German-American virologist

Andrea Marzi is a German-American virologist. She is chief of the immunobiology and molecular virology unit at the Rocky Mountain Laboratories. Marzi investigates the pathogenesis of filoviruses and vaccine development. She received the Loeffler-Frosch medal in recognition of her research.

== Education ==
In 2007, Marzi received a Ph.D. in virology from the University of Erlangen–Nuremberg where she studied the glycoprotein-mediated entry of Ebola virus (EBOV) and HIV. Her doctoral advisor was Uwe Sonnewald. Her dissertation was titled The role of cellular attachment factors for filovirus infection. Later that year, Marzi moved to Winnipeg to join Heinz Feldmann’s group at the National Microbiology Laboratory to work in the Biological Safety Level 4 (BSL4) on filoviruses and EBOV vaccines.

== Career ==
In 2008, Marzi moved with Feldmann to the Rocky Mountain Laboratories and continued her BSL4 work on vaccine development for highly pathogenic viruses using primarily the vesicular stomatitis virus (VSV) platform.
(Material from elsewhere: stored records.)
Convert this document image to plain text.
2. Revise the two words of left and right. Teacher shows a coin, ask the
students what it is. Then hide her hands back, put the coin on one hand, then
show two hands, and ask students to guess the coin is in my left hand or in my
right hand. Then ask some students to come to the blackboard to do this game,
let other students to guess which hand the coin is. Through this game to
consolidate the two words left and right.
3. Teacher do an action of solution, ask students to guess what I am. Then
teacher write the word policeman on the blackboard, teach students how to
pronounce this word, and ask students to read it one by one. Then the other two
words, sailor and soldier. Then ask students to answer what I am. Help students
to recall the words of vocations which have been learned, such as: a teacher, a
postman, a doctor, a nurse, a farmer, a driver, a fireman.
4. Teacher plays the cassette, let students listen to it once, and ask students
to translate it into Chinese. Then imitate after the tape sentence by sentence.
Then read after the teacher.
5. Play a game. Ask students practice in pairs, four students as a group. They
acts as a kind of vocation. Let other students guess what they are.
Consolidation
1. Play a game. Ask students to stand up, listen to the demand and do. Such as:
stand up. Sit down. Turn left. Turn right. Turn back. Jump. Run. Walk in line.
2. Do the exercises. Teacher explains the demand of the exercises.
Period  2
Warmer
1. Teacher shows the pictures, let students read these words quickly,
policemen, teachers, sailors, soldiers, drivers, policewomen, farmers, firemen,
She also studied the pathogenesis of filoviruses and developed small animal models for these pathogens. Recently, she expanded the VSV vaccine platform to other emerging pathogens like Zika virus. In 2013, Marzi was promoted to staff scientist, and in 2017 to associate scientist. Marzi was selected as a tenure-track investigator in the National Institute of Allergy and Infectious Diseases Laboratory of Virology in 2019. She is chief of the immunobiology and molecular virology unit.

== Awards and honors ==
In 2019, the German Society of Virology recognized Marzi with the Loeffler-Frosch medal for her research on filoviruses and vaccine development.